Рязанов, постепенно отходивший от практических партийных дел, хотя и сохранивший интерес к профессиональному движению, всё более увлекался штудированием произведений и документов Маркса и Энгельса, их трактовкой, но главным образом выявлением новых материалов, связанных с их жизнью и деятельностью. Постепенно Рязанов превращался в историка — архивоведа и источниковеда. Троцкого особенно не интересовали эти научные изыскания, и он общался с Рязановым главным образом как с весёлым, шумливым человеком, к тому же постоянно придумывавшим какие-то трюки для мальчиков.
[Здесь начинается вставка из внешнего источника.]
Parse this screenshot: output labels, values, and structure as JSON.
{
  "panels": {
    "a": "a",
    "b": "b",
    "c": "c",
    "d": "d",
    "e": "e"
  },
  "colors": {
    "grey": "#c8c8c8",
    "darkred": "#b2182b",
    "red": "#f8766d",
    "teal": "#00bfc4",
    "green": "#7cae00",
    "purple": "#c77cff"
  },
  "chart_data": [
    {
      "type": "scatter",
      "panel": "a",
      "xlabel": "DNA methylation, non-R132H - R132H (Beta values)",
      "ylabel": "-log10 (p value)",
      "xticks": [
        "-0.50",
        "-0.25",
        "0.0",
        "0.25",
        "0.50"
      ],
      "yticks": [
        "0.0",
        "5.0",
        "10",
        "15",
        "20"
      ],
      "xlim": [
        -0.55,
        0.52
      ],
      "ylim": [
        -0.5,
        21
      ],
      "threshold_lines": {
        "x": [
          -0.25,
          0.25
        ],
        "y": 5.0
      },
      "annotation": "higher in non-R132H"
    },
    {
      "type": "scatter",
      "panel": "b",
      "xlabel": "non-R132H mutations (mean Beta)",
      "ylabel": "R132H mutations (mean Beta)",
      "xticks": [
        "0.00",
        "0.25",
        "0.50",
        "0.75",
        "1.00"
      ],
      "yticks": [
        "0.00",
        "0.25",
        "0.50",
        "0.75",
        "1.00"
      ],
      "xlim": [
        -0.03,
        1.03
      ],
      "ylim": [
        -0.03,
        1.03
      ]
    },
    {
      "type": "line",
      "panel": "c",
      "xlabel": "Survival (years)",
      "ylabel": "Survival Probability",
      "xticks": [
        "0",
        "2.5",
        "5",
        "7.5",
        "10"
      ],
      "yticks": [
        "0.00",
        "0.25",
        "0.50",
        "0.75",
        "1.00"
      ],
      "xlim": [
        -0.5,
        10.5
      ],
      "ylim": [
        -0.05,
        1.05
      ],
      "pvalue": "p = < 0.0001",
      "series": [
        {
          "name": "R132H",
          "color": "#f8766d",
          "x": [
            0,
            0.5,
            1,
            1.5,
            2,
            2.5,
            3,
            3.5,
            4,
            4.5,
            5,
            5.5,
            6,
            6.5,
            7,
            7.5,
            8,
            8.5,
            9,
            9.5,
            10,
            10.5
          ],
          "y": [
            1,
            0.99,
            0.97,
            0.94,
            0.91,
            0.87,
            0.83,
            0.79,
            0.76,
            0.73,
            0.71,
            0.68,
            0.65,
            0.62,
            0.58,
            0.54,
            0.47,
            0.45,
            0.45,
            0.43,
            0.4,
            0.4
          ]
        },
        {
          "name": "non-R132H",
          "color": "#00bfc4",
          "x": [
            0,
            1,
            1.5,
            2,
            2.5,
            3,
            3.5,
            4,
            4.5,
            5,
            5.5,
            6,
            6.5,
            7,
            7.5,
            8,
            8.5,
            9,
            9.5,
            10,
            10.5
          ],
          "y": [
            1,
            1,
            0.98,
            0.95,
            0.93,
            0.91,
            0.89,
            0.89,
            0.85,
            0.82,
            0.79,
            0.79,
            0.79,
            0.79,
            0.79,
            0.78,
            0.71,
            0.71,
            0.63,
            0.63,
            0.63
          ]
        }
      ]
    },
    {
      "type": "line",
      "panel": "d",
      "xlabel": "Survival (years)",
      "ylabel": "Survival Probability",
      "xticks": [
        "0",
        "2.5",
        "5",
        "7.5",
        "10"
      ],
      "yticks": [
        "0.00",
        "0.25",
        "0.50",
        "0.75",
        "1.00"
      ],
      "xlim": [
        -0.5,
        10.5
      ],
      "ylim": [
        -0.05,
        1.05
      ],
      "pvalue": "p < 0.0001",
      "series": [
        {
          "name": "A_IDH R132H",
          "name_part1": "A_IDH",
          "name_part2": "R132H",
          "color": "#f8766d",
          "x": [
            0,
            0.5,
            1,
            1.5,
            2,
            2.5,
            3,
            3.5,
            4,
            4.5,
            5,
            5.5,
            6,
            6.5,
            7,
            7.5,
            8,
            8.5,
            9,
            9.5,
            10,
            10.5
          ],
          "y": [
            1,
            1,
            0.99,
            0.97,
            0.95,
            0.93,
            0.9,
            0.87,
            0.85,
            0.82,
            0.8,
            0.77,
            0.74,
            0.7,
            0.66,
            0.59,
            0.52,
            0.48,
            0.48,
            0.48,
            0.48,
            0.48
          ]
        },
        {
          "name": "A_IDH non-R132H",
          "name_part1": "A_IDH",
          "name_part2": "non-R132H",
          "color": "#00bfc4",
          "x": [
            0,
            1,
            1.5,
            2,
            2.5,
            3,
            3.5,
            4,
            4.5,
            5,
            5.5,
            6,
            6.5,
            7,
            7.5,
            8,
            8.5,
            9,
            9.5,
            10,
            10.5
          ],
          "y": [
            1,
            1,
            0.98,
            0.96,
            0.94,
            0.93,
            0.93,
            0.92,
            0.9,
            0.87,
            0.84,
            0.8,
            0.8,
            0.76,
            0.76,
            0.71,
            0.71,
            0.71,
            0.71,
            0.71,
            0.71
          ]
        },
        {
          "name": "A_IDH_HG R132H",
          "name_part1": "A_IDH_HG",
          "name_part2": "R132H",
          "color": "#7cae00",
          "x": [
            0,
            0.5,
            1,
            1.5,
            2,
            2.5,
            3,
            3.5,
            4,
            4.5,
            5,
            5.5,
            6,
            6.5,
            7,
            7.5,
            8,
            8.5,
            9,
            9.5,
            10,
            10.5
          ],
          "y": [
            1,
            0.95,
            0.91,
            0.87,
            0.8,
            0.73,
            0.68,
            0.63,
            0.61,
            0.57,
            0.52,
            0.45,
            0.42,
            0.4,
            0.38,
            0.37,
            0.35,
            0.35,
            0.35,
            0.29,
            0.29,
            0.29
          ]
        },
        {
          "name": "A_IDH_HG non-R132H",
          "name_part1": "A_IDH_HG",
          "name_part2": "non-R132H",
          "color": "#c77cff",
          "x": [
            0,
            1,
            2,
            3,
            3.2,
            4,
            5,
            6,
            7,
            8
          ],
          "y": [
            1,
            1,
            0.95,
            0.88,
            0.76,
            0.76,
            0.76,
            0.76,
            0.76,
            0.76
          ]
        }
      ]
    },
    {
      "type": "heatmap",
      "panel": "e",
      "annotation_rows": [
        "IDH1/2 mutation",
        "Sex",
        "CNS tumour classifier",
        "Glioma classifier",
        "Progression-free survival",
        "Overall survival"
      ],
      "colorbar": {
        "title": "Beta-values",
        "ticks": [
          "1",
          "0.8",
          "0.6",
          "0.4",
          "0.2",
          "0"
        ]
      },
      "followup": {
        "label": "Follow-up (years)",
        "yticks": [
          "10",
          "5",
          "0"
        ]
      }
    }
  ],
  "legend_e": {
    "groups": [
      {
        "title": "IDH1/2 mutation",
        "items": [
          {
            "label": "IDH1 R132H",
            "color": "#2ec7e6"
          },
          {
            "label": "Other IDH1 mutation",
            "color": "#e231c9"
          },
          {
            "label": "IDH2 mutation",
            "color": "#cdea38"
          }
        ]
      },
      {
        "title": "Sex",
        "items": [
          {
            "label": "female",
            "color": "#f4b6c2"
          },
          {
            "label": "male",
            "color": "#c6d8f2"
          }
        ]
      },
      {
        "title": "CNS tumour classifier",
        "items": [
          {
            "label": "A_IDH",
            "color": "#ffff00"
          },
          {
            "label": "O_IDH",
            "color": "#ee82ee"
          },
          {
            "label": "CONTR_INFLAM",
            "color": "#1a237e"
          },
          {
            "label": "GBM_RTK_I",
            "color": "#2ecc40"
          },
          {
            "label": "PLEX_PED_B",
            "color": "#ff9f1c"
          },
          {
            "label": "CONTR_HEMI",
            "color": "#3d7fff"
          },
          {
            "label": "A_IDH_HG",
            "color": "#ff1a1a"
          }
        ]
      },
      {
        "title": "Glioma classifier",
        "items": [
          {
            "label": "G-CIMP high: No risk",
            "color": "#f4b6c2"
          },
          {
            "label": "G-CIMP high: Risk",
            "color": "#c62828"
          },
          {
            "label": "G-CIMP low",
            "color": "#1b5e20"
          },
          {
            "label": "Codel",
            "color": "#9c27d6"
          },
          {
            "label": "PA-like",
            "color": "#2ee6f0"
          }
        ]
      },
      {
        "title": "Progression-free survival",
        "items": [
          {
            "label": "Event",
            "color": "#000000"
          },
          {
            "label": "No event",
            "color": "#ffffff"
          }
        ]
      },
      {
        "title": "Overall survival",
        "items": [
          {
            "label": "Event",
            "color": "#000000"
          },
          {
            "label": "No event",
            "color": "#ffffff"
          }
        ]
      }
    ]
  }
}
Рязанов был абсолютно лысым, и Серёжа, влюблённый в этого яркого человека, как-то по секрету сказал отцу, что он хотел бы, чтобы у него была такая же причёска, как у дяди Давида.
Из мемуаров Троцкого и его супруги, из статей, которые он публиковал в австрийской, германской, а затем и в русской прессе, создаётся впечатление, по всей видимости вполне обоснованное, что жизнь в Вене была самым спокойным периодом в жизни Троцкого. В то же время мемуары ярко окрашены «последующим опытом», который нередко превращал дружеское и подчас даже сибаритское общение с теми или иными австрийскими и германскими деятелями в серию обвинительных актов по их адресу. Особенно это касалось Рудольфа Гильфердинга, с которым Троцкий познакомился в 1907 г. в доме Карла Каутского. «Гильфердинг проходил тогда через высшую точку своей революционности, что не мешало ему питать ненависть к Розе Люксембург и пренебрежение к Карлу Либкнехту», — утверждал Троцкий в 1930 г. Отношения с Гильфердингом приняли «внешнюю форму близости». Они перешли на «ты». «Гильфердинг в тот период с великим презрением третировал неподвижную и пассивную германскую социал-демократию, противопоставляя ей австрийскую активность».